The cause of the energy deficiency is always an excessive consumption of energy to maintain respiration and osmoregulation.

– Lack of oxygen in the pond – Poor water quality, especially high ammonia and nitrite levels – Metabolic and swimming activity consumes energy – Poor nutritional status before winter – But also overweight: energy mobilization works poorly with fatty fish in cold water – Animals from the special offer, which still come into the pond in October/November, are not sufficiently prepared for winter – Poor water quality in summer puts a strain on the energy balance, no mobilizable reserves can be built up. – Feeding with unsuitable feed (silkworm fattening, corn or carbohydrates as main feed, overfeeding).

What to do if a koi shows EMS symptoms?

common salt (NaCl) is an important remedy for koi with energy deficiency. It facilitates the regulation of the salt content in the body cells. Relieves so the energy balance appreciably. Move the koi to an indoor holding area for treatment. There the water temperature is raised slowly. Too fast warming can mean the death of the fish! At first you should not raise the temperature above 12° C, after a week up to 16° C is possible. If the disease is still in the early stages, the Koi will appear much more lively after only a few hours at 2°C higher water temperature. In the treatment tank (min. 350 liters of holding volume for a 40cm koi) iodine-free table salt is sprinkled in a dose of 5g/l, but not dissolved. An aeration pump must be installed, those who have the possibility also attach a filter. Now you have to maintain the water quality by daily partial water changes. If 50% of the water is changed, then you must also add half of the original amount of salt. Be sure to seek the advice of a fish veterinarian if the koi is not better after 1-3 days!

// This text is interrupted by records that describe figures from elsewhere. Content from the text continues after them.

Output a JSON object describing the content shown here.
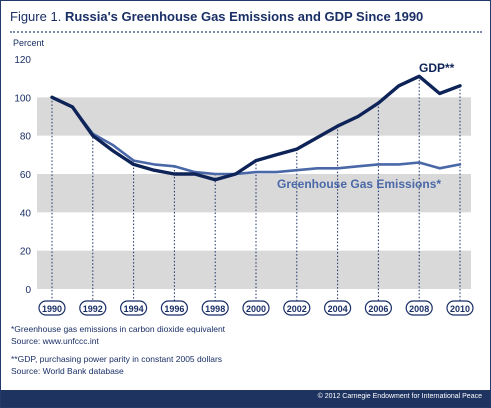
{
  "header": {
    "figure_label": "Figure 1.",
    "title": "Russia's Greenhouse Gas Emissions and GDP Since 1990"
  },
  "chart_data": {
    "type": "line",
    "ylabel": "Percent",
    "ylim": [
      0,
      120
    ],
    "yticks": [
      0,
      20,
      40,
      60,
      80,
      100,
      120
    ],
    "xticks": [
      "1990",
      "1992",
      "1994",
      "1996",
      "1998",
      "2000",
      "2002",
      "2004",
      "2006",
      "2008",
      "2010"
    ],
    "x": [
      1990,
      1991,
      1992,
      1993,
      1994,
      1995,
      1996,
      1997,
      1998,
      1999,
      2000,
      2001,
      2002,
      2003,
      2004,
      2005,
      2006,
      2007,
      2008,
      2009,
      2010
    ],
    "series": [
      {
        "name": "GDP**",
        "color": "#0e2357",
        "values": [
          100,
          95,
          80,
          72,
          65,
          62,
          60,
          60,
          57,
          60,
          67,
          70,
          73,
          79,
          85,
          90,
          97,
          106,
          111,
          102,
          106
        ]
      },
      {
        "name": "Greenhouse Gas Emissions*",
        "color": "#4a68a8",
        "values": [
          100,
          95,
          81,
          75,
          67,
          65,
          64,
          61,
          60,
          60,
          61,
          61,
          62,
          63,
          63,
          64,
          65,
          65,
          66,
          63,
          65
        ]
      }
    ],
    "shaded_bands": [
      [
        0,
        20
      ],
      [
        40,
        60
      ],
      [
        80,
        100
      ]
    ],
    "colors": {
      "band": "#d9d9d9",
      "plot_bg": "#ffffff",
      "axis": "#1a2f66"
    }
  },
  "notes": {
    "ghg_line1": "*Greenhouse gas emissions in carbon dioxide equivalent",
    "ghg_line2": "Source: www.unfccc.int",
    "gdp_line1": "**GDP, purchasing power parity in constant 2005 dollars",
    "gdp_line2": "Source: World Bank database"
  },
  "footer": {
    "copyright": "© 2012 Carnegie Endowment for International Peace"
  }
}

Dr. med. vet. Sandra Lechleiter has been a specialist veterinarian for fish for more than 20 years, dealing with the keeping of all kinds of ornamental fish and their diseases. The beginning was a position in the fish health service with a focus on "edible fish". The desire to improve knowledge of ornamental fish care and health maintenance among fishkeepers certainly dates from this period. Therefore, an important focus of work in the fish veterinary practice is the continuing education and training of ornamental fish dealers, private keepers and veterinarians. Therefore, many articles in professional and hobby magazines and meanwhile five books, a koi diseases app and an online encyclopedia of koi medicine have been published. About 50 webinars and now four vetinars are a good addition to this job.